PM set to make schools announcement in Dunedin speech

Prime Minister Jacinda Ardern speaking at the Dunedin Labour Party conference this evening. Photo...
Prime Minister Jacinda Ardern speaking at the Dunedin Labour Party conference on Friday evening. Photo: Gregor Richardson
Prime Minister Jacinda Ardern is expected to make a schools announcement today at the Labour Party conference in Dunedin.

But with New Zealand First Minister Tracey Martin being set to attend the conference, it suggests that the announcement will impact mainly on special needs students.

It will be Ardern's first major speech to a conference as leader.
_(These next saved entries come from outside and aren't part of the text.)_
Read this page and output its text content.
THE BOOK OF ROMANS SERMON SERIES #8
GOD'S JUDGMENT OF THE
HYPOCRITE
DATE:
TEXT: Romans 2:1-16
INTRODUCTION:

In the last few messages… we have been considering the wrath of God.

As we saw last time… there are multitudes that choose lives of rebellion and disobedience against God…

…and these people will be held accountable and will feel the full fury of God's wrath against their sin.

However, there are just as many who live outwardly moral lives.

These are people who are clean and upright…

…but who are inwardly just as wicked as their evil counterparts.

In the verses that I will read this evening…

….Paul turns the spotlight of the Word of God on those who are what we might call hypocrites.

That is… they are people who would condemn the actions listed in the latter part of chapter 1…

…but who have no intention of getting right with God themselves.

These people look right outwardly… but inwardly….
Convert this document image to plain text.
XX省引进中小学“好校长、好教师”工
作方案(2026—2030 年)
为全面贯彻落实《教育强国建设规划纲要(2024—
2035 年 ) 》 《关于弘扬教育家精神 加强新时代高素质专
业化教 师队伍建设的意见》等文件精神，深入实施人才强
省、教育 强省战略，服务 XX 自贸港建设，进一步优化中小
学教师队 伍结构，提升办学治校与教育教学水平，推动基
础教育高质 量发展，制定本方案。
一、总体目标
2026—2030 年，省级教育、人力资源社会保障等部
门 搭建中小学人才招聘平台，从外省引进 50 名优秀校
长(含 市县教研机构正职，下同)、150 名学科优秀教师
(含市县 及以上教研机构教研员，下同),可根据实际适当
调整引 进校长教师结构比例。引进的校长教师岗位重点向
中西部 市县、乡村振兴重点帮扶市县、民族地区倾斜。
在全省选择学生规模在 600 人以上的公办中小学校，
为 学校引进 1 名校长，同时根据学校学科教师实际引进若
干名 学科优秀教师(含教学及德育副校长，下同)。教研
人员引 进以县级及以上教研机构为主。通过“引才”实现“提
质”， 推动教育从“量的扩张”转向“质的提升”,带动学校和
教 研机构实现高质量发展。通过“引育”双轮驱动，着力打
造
It has also been billed as a public event so hundreds more are expected beyond the 580 registered for the conference.

Ardern is also expected to continue the theme of "wellbeing" that dominated the sessions yesterday that were open to the news media.

Ardern chaired a youth panel in which mental health was frequently referenced, including by Wellington actor Thomasin Harcourt McKenzie, star of Leave No Trace.

She had conducted a video interview with McKenzie in the Beehive that was screened to the conference to kick off the panel discussion.

McKenzie said pressure on young people on social media was tied in with mental health.

"There is a culture of constantly comparing ourselves to the seemingly perfect faces on social media."

Labour's youngest woman MP, Kiritapu Allan, also told the conference there were massive issues for young people around mental health in her area, the Eastern Bay of Plenty.

"That's the biggest issue – they'll talk to me day in, day out."

Finance Minister Grant Robertson revealed that mental health would be one of five priority areas in his first "wellbeing Budget" next year, a Budget that will broaden reporting beyond fiscal and economic indicators.

The mood at the conference has been jubilant, but president Nigel Haworth cautioned against complacency, saying that National was like a cornered creature.

"Cornered creatures attack and they attack fiercely - so it will be with National," he said.

"They will do what they will to regain power."

Haworth also said the party had to be ready for a possible byelection - a reference to the possibility that Jami-Lee Ross could resign from Botany or be forced out in the waka-jumping bill.

Among the constitutional remits passed in closed session was one providing a place for a rural representative on the New Zealand Council and one setting out a new process by the party for the formation of Government.

The constitution previously said the party's manifesto was binding but under MMP, where some policies are parked as a result of negotiation, the party leaders must now report to the New Zealand Council as soon as possible after the announcement of the Government for it to vet the agreements.